Ellicott offers this neat summary -
Jordan overfloweth all the time of harvest — This is meant, not of wheat-harvest, but of the barley-harvest, as is manifest from their
keeping the passover at their first entrance, (Joshua 5:10,) which was
kept on the fourteenth day of the first month, when they were to bring
a sheaf of their first-fruits, which were of barley. So that this
harvest, in those hot countries, fell very early in the spring, when
rivers used to swell most; partly because of the rains which had
fallen all the winter, partly because of the snows which melted and
came into the rivers. And this time God chose that the miracle might
be more glorious, more amazing and terrible to the Canaanites; and
that the Israelites might be entertained at their first entrance with
plentiful and comfortable provisions.
Matthew Poole offers similar comments:
This is meant not of the wheat harvest, but of the barley harvest,
(which was before it, Ruth 1:22 2 Samuel 21:9) as is manifest from
their keeping of the passover at their first entrance, Joshua 5:10,
which feast was kept on the fourteenth day of their first month, when
they were to bring a sheaf of their first-fruits, Leviticus 23:10 Deu
16:9,10, which were of barley, as Josephus affirms, and is evident
from the thing itself.
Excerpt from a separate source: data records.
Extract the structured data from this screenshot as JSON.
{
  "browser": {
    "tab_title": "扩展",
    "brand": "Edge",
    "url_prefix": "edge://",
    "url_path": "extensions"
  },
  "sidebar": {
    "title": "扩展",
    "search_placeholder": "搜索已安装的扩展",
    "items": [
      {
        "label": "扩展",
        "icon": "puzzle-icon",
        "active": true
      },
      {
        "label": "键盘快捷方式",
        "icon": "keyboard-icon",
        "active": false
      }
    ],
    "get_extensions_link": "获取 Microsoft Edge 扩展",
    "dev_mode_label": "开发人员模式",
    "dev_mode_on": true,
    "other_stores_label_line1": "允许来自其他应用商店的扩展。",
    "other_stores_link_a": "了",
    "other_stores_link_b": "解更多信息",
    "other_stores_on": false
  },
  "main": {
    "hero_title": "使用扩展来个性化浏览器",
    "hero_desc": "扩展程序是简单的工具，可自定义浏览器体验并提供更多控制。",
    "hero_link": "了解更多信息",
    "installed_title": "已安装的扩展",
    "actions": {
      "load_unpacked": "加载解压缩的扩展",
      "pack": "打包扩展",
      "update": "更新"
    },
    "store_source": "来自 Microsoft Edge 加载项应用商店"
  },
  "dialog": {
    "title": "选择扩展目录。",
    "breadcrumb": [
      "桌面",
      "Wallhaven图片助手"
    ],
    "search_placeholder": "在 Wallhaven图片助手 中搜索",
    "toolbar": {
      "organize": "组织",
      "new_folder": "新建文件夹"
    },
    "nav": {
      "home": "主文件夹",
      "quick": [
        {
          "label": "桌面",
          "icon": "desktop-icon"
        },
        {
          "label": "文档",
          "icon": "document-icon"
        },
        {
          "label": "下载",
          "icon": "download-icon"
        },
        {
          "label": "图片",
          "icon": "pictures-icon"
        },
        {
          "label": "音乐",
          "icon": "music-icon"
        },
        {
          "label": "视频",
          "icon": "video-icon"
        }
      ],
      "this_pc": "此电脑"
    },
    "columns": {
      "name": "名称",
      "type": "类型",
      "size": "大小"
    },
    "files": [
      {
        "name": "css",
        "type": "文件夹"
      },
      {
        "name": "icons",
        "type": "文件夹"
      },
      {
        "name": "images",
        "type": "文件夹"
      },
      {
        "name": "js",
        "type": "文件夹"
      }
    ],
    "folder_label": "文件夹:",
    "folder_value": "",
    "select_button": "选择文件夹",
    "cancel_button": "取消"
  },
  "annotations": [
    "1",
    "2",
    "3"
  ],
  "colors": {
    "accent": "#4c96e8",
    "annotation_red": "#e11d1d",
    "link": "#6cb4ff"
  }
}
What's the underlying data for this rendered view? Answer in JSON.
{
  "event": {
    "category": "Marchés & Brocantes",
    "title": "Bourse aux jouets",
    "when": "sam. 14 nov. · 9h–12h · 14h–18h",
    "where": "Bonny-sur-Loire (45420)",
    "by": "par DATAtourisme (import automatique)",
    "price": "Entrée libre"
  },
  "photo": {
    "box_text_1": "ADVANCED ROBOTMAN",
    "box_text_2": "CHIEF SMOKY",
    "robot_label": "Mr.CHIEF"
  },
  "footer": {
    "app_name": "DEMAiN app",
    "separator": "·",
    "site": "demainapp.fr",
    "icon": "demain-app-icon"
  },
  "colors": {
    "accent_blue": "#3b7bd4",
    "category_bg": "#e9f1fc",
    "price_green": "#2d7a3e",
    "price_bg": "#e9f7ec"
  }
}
So that this harvest in those hot countries
fell very early in the spring, when rivers used to swell most, partly
because of the rains which have fallen all the winter, and partly
because of the snows, which then melt into water and come into the
rivers; for which reasons the same overflowing of water which is here
ascribed to Jordan, is by other authors ascribed to Euphrates, and
Tigris, and the Rhine, and Maine, &c.